La campagna per tutelare onore e incolumità delle varie razze bovine presenti nel paese è diventata letale.
Continua la carneficina legata ai bovini in India, e non quella degli animali ma degli umani che sul loro allevamento, macellazione e vendita vivono. Sono centinaia di migliaia gli individui che nell’immenso paese orientale traggono sostentamento da attività che – incluse quella della scuoiatura, conciatura e uso delle pelli – sono per lo più appannaggio di minoranze religiose (musulmani) o di indù di bassa casta o fuoricasta.
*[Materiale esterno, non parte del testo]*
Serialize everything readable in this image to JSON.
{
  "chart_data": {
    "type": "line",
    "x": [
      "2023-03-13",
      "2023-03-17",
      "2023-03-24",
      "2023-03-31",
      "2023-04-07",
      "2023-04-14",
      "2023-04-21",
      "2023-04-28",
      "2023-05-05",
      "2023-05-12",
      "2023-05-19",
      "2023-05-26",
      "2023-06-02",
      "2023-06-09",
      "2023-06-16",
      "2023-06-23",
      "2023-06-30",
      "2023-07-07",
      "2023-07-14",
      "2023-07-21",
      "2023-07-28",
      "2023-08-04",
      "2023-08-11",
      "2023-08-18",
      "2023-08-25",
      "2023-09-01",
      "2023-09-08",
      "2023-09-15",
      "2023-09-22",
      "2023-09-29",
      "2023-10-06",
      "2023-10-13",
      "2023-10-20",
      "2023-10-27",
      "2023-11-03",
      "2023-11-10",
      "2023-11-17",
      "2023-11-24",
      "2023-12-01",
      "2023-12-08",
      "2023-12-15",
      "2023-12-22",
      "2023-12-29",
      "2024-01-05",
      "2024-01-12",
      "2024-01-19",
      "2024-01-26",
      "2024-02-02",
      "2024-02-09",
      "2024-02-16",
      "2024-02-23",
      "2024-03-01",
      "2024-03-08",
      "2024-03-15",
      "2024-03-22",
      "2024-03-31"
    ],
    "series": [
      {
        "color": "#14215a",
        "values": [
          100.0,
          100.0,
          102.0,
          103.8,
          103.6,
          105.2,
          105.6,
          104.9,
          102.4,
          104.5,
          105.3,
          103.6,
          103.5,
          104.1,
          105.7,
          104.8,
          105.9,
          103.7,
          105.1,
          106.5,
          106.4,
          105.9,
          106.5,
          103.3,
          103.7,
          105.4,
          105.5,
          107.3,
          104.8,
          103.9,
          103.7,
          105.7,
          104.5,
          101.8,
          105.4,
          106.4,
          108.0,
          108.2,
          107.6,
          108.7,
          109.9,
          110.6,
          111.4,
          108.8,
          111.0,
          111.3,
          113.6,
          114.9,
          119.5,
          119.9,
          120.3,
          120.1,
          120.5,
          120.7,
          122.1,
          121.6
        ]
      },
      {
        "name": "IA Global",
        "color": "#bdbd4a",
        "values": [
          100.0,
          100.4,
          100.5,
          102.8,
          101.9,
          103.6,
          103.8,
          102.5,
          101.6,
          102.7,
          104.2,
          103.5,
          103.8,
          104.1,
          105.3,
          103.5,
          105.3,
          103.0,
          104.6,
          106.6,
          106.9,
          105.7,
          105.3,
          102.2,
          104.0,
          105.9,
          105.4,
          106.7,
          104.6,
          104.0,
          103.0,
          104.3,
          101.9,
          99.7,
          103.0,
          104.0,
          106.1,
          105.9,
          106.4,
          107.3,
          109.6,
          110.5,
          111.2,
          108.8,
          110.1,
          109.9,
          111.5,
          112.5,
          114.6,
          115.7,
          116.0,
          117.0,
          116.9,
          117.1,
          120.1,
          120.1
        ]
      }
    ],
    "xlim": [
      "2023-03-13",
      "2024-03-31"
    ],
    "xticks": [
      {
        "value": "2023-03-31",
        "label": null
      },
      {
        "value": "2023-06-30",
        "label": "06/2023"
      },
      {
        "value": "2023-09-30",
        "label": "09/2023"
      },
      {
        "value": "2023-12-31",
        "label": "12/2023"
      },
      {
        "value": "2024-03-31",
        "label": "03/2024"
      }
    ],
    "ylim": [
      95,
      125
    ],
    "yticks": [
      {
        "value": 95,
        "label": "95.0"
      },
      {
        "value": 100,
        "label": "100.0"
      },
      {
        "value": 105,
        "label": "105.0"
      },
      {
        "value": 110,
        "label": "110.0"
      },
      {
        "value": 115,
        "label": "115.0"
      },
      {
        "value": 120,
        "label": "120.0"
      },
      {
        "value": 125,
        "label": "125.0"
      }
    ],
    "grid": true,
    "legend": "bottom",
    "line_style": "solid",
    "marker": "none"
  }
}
Questo per la tradizionale considerazione e protezione che l’induismo accorda a un animale considerato come sacro in quanto “veicolo” di Shiva, tra le divinità principali del vasto pantheon induista, come il bufalo lo è di Yama, nume tutelare dei defunti.
Di fatto, però, nella plurimillenaria storia dell’India, tolleranza e anche parziali deroghe alla prassi sono state abituali, se non in periodi in cui la questione è stata strumentalizzata per ragioni diverse da quelle religiose con le prerogative dietetiche e alimentari a esse connesse.
Come ora. Da tempo, infatti, i gruppi estremisti dell’induismo hanno lanciato una loro campagna per la difesa dei bovini, parte di una più vasta e variegata mirata a “riappropriarsi” del Paese marginalizzando tradizioni diverse nella prospettiva di una loro assimilazione o espulsione.
Non un’opera di convincimento, però, o neppure di sottile manipolazione. La campagna per tutelare onore e incolumità delle varie razze bovine presenti nel paese è diventata letale.
Il 30 aprile altri due musulmani sono stati linciati, in questo caso nello Stato nord-orientale di Assam, perché accusati di contrabbandare bovini oltreconfine, nel musulmano Bangladesh. Delitti che si aggiungono a una serie di omicidi, sovente attuati con modalità efferate, che in parte sono conseguenza di una politica governativa in mano agli induisti militanti che ha quasi azzerato allevamento e macellazione con gravi danni economici e posto in stato d’assedio un gran numero di individui, famiglie e iniziative imprenditoriali che vivono sull’industria della carne e del pellame. Anche, però, acuendo carenze alimentari che alla fine ricadono sui più poveri.
Una situazione che evidenzia ancora una volta la condizione di degrado e sudditanza in cui vive una parte consistente della popolazione indiana (un’ampia percentuale dei 190 milioni di musulmani, decine di milioni di appartenenti a altre minoranze religiose, etniche e tribali, e forse 200 milioni di indù di bassa casta o fuoricasta, dalit) sottoposta non solo al disagio e sottosviluppo ma anche a discriminazioni di origine socio-religiosa che vengono perpetuate per interesse economico e di potere.
Una situazione che ha avuto un prologo accertato nel settembre 2015, quando un capofamiglia musulmano, accusato di avere macellato una mucca per consumarne la carne, è stato massacrato da una folla di indù a in un villaggio presso Dadri, città dello stato settentrionale di Uttar Pradesh. Il figlio di 22 anni, pure aggredito, si era salvato anche se ferito, mentre la moglie e le figlie erano uscite a stento incolumi da una vicenda che aveva aperto gli occhi a molti su una realtà di pressione e aggressioni finora ignorata dai mass media.
L’Uttar Pradesh è tra gli Stati che hanno rafforzato le leggi che vietano la macellazione delle mucche e la vendita e il consumo della loro carne, affiancato o seguito da altri per convinzione delle loro élite politiche o per le pressioni degli estremisti.
Ragioni di opportunità politica, con un partito come il Bharatiya Janata Party al potere centrale dal maggio 2014 e “pigliatutto” anche nelle elezioni locali in corso proprio utilizzando la carta del settarismo e dello sviluppo economico a scapito di identità minoritarie e rispetto dei diritti civili, hanno però portato a crescenti interventi anche in questo ambito per favorire gli indù nazionalisti.
La società civile ha reagito, moltiplicando le interrogazioni alle autorità sull’opportunità di stabilire per legge che cosa gli indiani possano o non possano mangiare… finora con più rischi che risultati. Non a caso, dopo l’ultima letale aggressione ai due musulmani, uno dei leader del Partito del Congresso nazionale indiano, che arranca all’opposizione sotto la guida dell’indiana naturalizzata ma di origine italiane Sonia Gandhi, ha sottolineato l’assurdità e ingiustizia della situazione. «Con gli immensi problemi dell’India, a partire dalla condizione femminile, è incredibile che il nostro governo pensi soprattutto a difendere mucche e bufali», ha dichiarato la combattiva Renuka Chowdhury.